Don’t work hard, work deep.

Hard work, as in working silly long hours, not allowing ourselves any break, driving ourselves relentlessly to get stuff done and to be seen by others as hard-working is not hard work it is ego-driven behaviour to match a story we are telling ourselves and self-image we want the world to see.

Anything of real value in life requires commitment, dedication and sacrifice of easy and shallow things, however, it is deep work that matters not hard work.

We can achieve work of the highest value that matters to us and others by committing to a few hours of deep work each day rather than this false notion of hard work. If we work deeply, and in a focused state for a few hours, we then have the rest of our time to focus on the other things in life. The stuff that really matters…like doing the things we truly love to do and spending time with the people who deeply matter to us.

Hard work that is all-consuming damages our mental and physical health, It prohibits us from doing the things that really matter, and as we all have a finite amount of concentration to be able to do high-value quality work what happens is if we work too long the quality of our work deteriorates and then creates even more work to fix the mistakes.

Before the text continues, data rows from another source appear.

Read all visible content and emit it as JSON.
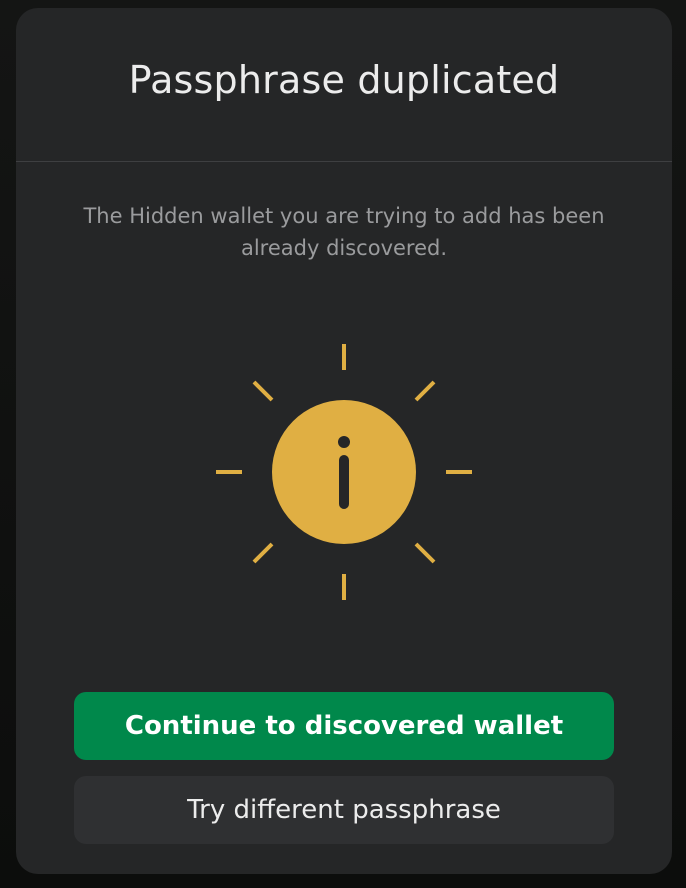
{
  "modal": {
    "title": "Passphrase duplicated",
    "description": "The Hidden wallet you are trying to add has been already discovered.",
    "icon": "info-icon"
  },
  "actions": {
    "primary_label": "Continue to discovered wallet",
    "secondary_label": "Try different passphrase"
  },
  "colors": {
    "accent_green": "#00884b",
    "info_yellow": "#e0af43",
    "modal_bg": "#252627"
  }
}
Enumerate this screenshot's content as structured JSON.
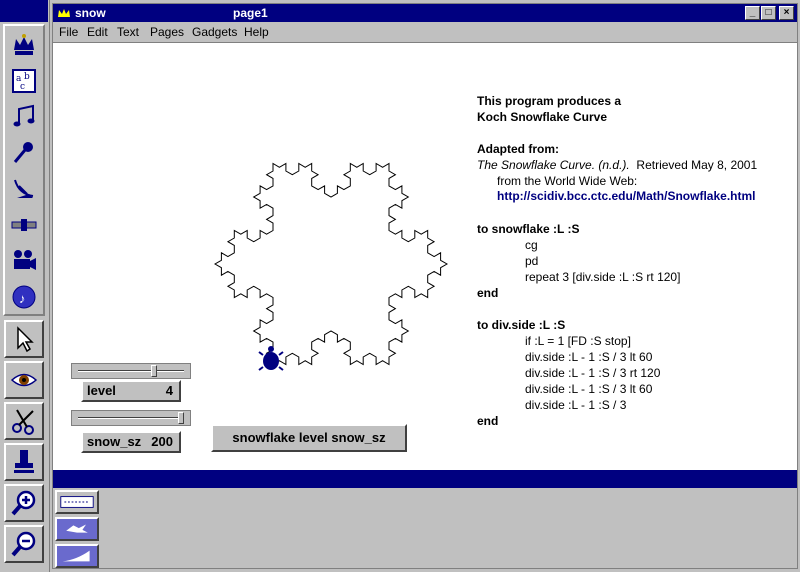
{
  "window": {
    "app_title": "snow",
    "page_title": "page1"
  },
  "menu": {
    "items": [
      "File",
      "Edit",
      "Text",
      "Pages",
      "Gadgets",
      "Help"
    ]
  },
  "palette": {
    "tools": [
      "crown-icon",
      "text-tool-icon",
      "music-note-icon",
      "microphone-icon",
      "satellite-dish-icon",
      "slider-tool-icon",
      "movie-camera-icon",
      "music-disc-icon",
      "arrow-pointer-icon",
      "eye-icon",
      "scissors-icon",
      "stamp-icon",
      "zoom-in-icon",
      "zoom-out-icon"
    ]
  },
  "info": {
    "line1": "This program produces a",
    "line2": "Koch Snowflake Curve",
    "adapted_heading": "Adapted from:",
    "citation_title": "The Snowflake Curve. (n.d.).",
    "citation_rest": "Retrieved May 8, 2001",
    "citation_from": "from the World Wide Web:",
    "citation_url": "http://scidiv.bcc.ctc.edu/Math/Snowflake.html"
  },
  "code": {
    "proc1_header": "to snowflake :L :S",
    "proc1_lines": [
      "cg",
      "pd",
      "repeat 3 [div.side :L :S rt 120]"
    ],
    "proc1_end": "end",
    "proc2_header": "to div.side :L :S",
    "proc2_lines": [
      "if :L = 1 [FD :S stop]",
      "div.side :L - 1 :S / 3 lt 60",
      "div.side :L - 1 :S / 3 rt 120",
      "div.side :L - 1 :S / 3 lt 60",
      "div.side :L - 1 :S / 3"
    ],
    "proc2_end": "end"
  },
  "sliders": {
    "level": {
      "label": "level",
      "value": "4",
      "fraction": 0.74
    },
    "snow_sz": {
      "label": "snow_sz",
      "value": "200",
      "fraction": 1.0
    }
  },
  "button": {
    "label": "snowflake level snow_sz"
  },
  "colors": {
    "titlebar": "#000080",
    "link": "#000080",
    "face": "#c0c0c0"
  }
}
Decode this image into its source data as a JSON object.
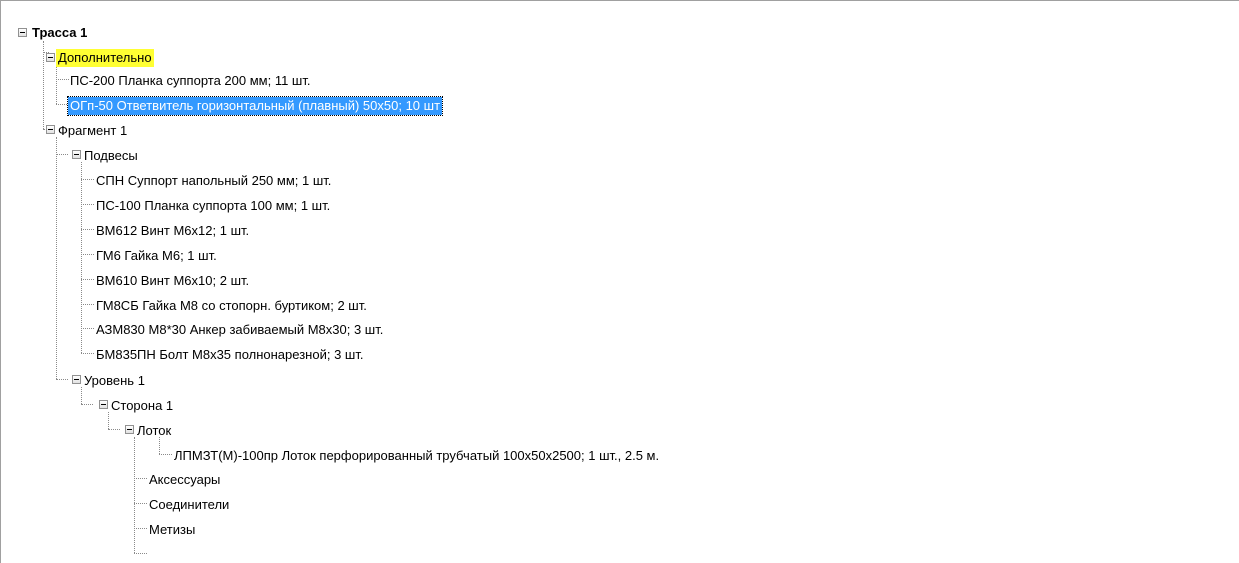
{
  "tree": {
    "root": "Трасса 1",
    "dop": {
      "label": "Дополнительно",
      "items": [
        "ПС-200  Планка суппорта 200 мм;  11 шт.",
        "ОГп-50  Ответвитель горизонтальный (плавный) 50х50;  10 шт"
      ]
    },
    "fragment": {
      "label": "Фрагмент 1",
      "podvesy": {
        "label": "Подвесы",
        "items": [
          "СПН  Суппорт напольный 250 мм;  1 шт.",
          "ПС-100  Планка суппорта 100 мм;  1 шт.",
          "ВМ612  Винт М6х12;  1 шт.",
          "ГМ6  Гайка М6;  1 шт.",
          "ВМ610  Винт М6х10;  2 шт.",
          "ГМ8СБ  Гайка М8 со стопорн. буртиком;  2 шт.",
          "АЗМ830 М8*30  Анкер забиваемый М8х30;  3 шт.",
          "БМ835ПН  Болт М8х35 полнонарезной;  3 шт."
        ]
      },
      "level": {
        "label": "Уровень 1",
        "side": {
          "label": "Сторона 1",
          "tray": {
            "label": "Лоток",
            "items": [
              "ЛПМЗТ(М)-100пр  Лоток перфорированный трубчатый 100х50х2500;  1 шт., 2.5 м."
            ]
          },
          "items": [
            "Аксессуары",
            "Соединители",
            "Метизы"
          ]
        }
      }
    }
  }
}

Doing less is more when we work deeply. The deeper we work, the less we need to work because the value of what we produce is significantly higher than hard work. It is deep work, not hard work that matters.

Observing

Our ‘normal’ state as humans is a mind-filled unconscious state where we are not aware of the moment and are consumed by thoughts of the past and future, which is where the thinking mind spends all its time. We are stuck in the box of content that is the time-bound mind-created thing we see as our life.

We are concentrated on what is next or what has occurred and not consciously in the moment of what is actually happening now. It is not a state of observation, reflection, calm, joy or peace. It is a state of constant turmoil and suffering. We are in a fear-based operating system that affects our mental and physical state. We are on edge, anxious and in a constant adrenalin-fuelled condition of flight, fight or freeze.

If we change our state and observe our thoughts instead of energising and becoming them, we move from flight, fight, and freeze to calm and inner peace. We move into a conscious state of being rather than an unconscious state of thinking. We close the lid of the box of content.

Our true self is not our mind, it is the observer and when we become the observer then our true essence, which is us and is always there, has space to be. We create space for soulful creation to take place instead of no space other than constant thought.

When we become the observer, we are connected with our heart and soul, with our creative essence and love which enables us to be ourselves. When we are the thinker then we become connected to fear.